Quelques heures auparavant, Altice USA et Rogers avaient dévoilé leur nouvelle offensive en proposant également 100 millions $ supplémentaires – pour un total de 900 millions $ – afin de convaincre Gestion Audem, qui contrôle Cogeco et Cogeco Communications grâce à ses actions à droit de vote multiple.

L'accord de cette dernière, qui avait fermé la porte à une vente le 7 septembre dernier, est nécessaire pour qu'une transaction se réalise. En vertu des actions à droits de vote multiples, la famille Audet contrôle 69 % des votes chez Cogeco et 82,9 % du côté de Cogeco Communications, dont la valeur boursière est d'environ 6,2 milliards $, même si elle ne détient qu'une minorité des titres en circulation.

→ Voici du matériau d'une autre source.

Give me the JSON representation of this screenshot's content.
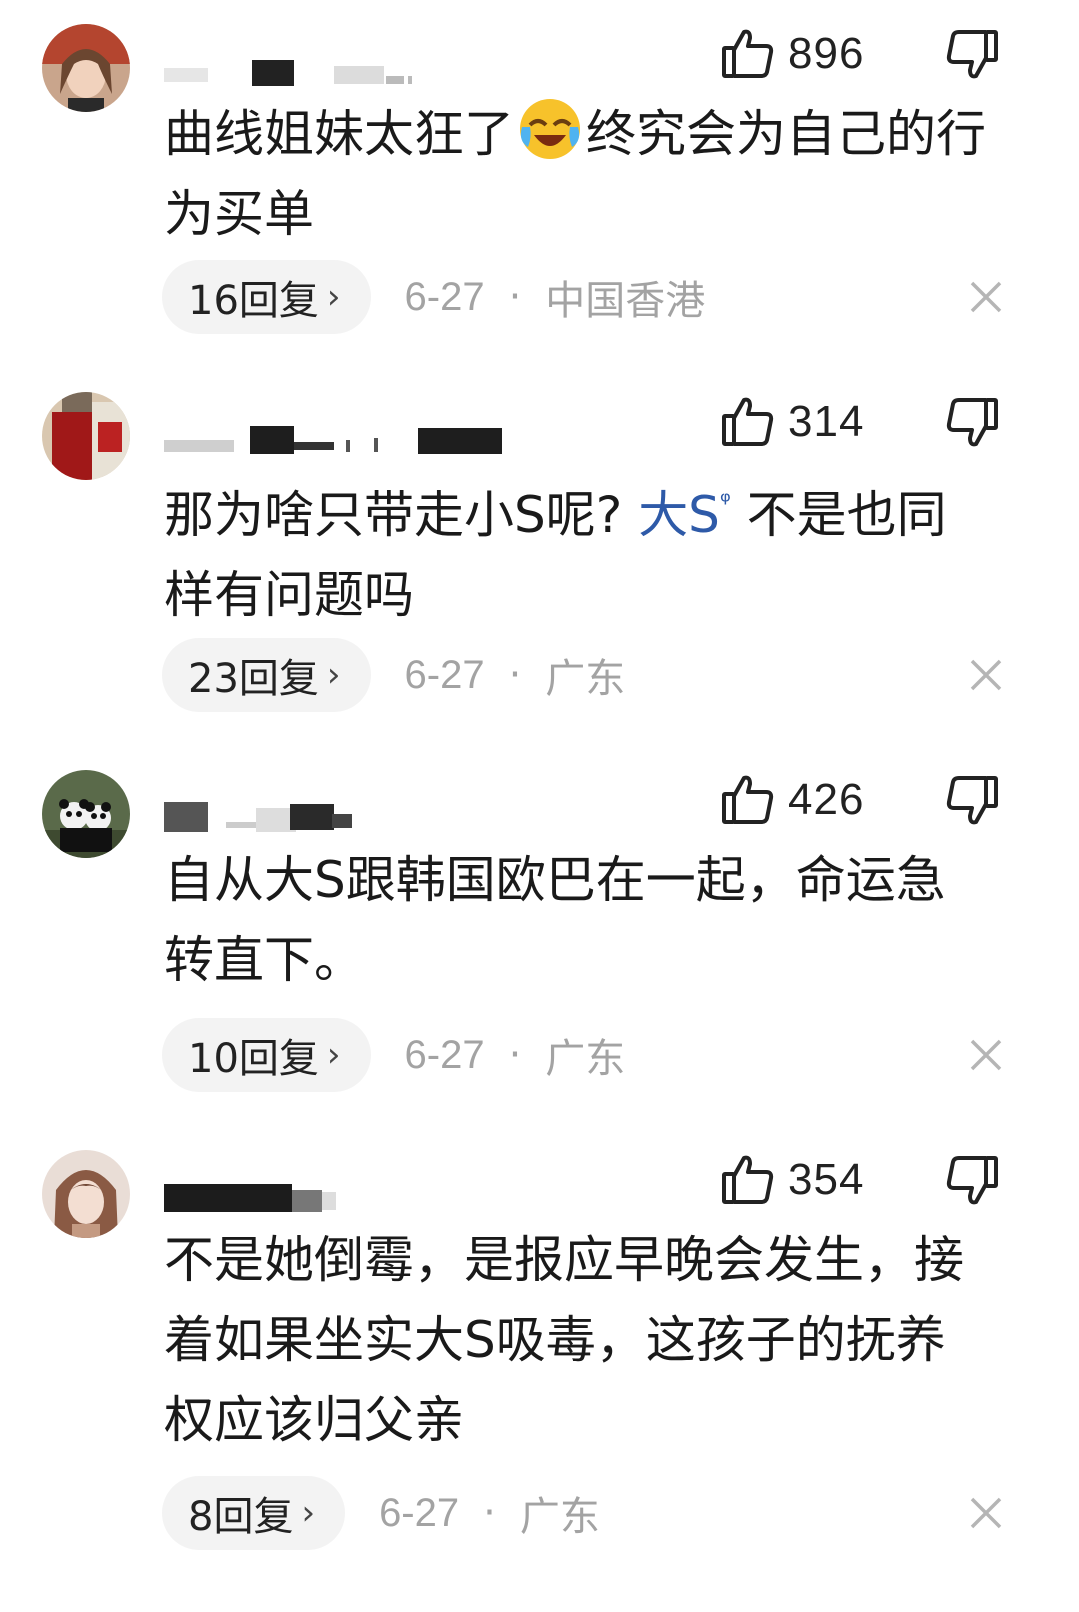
{
  "comments": [
    {
      "likes": "896",
      "text_before": "曲线姐妹太狂了",
      "text_emoji": "laughing-crying-emoji",
      "text_after": "终究会为自己的行为买单",
      "replies_label": "16回复",
      "date": "6-27",
      "separator": "·",
      "location": "中国香港"
    },
    {
      "likes": "314",
      "text_before": "那为啥只带走小S呢?",
      "mention": "大S",
      "mention_icon": "search-icon",
      "text_after": "不是也同样有问题吗",
      "replies_label": "23回复",
      "date": "6-27",
      "separator": "·",
      "location": "广东"
    },
    {
      "likes": "426",
      "text": "自从大S跟韩国欧巴在一起，命运急转直下。",
      "replies_label": "10回复",
      "date": "6-27",
      "separator": "·",
      "location": "广东"
    },
    {
      "likes": "354",
      "text": "不是她倒霉，是报应早晚会发生，接着如果坐实大S吸毒，这孩子的抚养权应该归父亲",
      "replies_label": "8回复",
      "date": "6-27",
      "separator": "·",
      "location": "广东"
    }
  ],
  "colors": {
    "mention": "#2e5aa8",
    "meta_gray": "#a3a3a3",
    "pill_bg": "#f3f3f3",
    "text": "#1a1a1a"
  }
}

Cette offre révisée apporte une valeur ajoutée importante pour tous les actionnaires et maintient notre engagement à investir 3 milliards $ au cours des cinq prochaines années au Québec, y compris le maintien de la marque Cogeco et du siège social de Cogeco au Québec, avait souligné le président et chef de la direction de Rogers, Joe Natale, dans une déclaration envoyée par courriel.

Échéance

S'il est impossible d'en arriver à une entente mutuellement satisfaisante d'ici le 18 novembre ou s'il ne semble pas y avoir d'espoir de s'entendre, l'offre sera retirée, a souligné Altice USA, filiale du conglomérat européen Altice. Celle-ci a ajouté que les nouvelles modalités prenaient en considération les commentaires issus des récentes discussions avec les détenteurs d'actions subalternes, un signal que la compagnie américaine et Rogers ont fait valoir leurs arguments auprès de ces derniers au cours des dernières semaines.

Pour l'expert en gouvernance et ex-directeur général de l'Institut sur la gouvernance d'organisations privées et publiques Michel Nadeau, la nouvelle mouture de la proposition ne constitue pas un changement majeur.

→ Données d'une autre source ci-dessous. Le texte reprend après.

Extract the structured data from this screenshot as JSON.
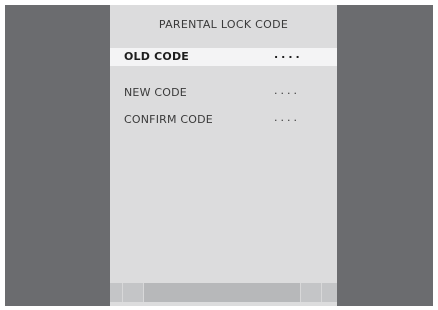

Au cours d'un entretien téléphonique, il a estimé qu'il n'était pas certain que les actionnaires seraient plus ouverts.

Si Rogers et Altice avaient voulu ébranler (la famille et les conseils d'administration), ils auraient offert beaucoup plus, a dit M. Nadeau. En proposant 13 milliards $ ou 14 milliards $, peut-être que ça aurait été différent.'

Division

La mécanique de l'offre d'Altice USA et Rogers table sur un partage des actifs de Cogeco et de sa principale filiale. Atlantic Broadband, désormais valorisée à 5,1 milliards $ et dans laquelle la Caisse de dépôt et placement du Québec détient une participation de 21 %, se retrouverait dans le giron de l'entreprise américaine.

Les activités canadiennes de l'entreprise fondée en 1957, qui sont présentes dans la câblodistribution, les services internet et la téléphonie résidentielle, en plus de compter 23 stations de radio au Québec et en Ontario, seraient revendues à Rogers. La nouvelle offre leur confère une valeur de 6 milliards $.

Pour Rogers, qui détient respectivement 41 % et 33 % des actions avec droit de vote subalterne de Cogeco et Cogeco Communications, une transaction lui permettrait d'acquérir une entreprise dont les activités sont concentrées au Québec, où elle est moins présente. L'entreprise avait vu sa tentative d'achat de Vidéotron avorter en 2000.

Rogers a librement choisi d'accumuler des actions dans les sociétés, en toute connaissance de cause, a indiqué M. Audet. La famille Audet regrette que la décision d'allocation du capital de Rogers cause une telle angoisse à la famille et au conseil d'administration de Rogers.

Altice USA et Rogers proposent désormais 123 $ pour chacune des actions subalternes restantes, par rapport à 106,53 $ initialement, et 150 $ pour chaque titre de Cogeco Communications, comparativement à 134,22 auparavant. À la Bourse de Toronto, vendredi, l'action de la société québécoise avait clôturé à 84,76 $, tandis que celle de sa principale filiale avait terminé la semaine à 103,50 $.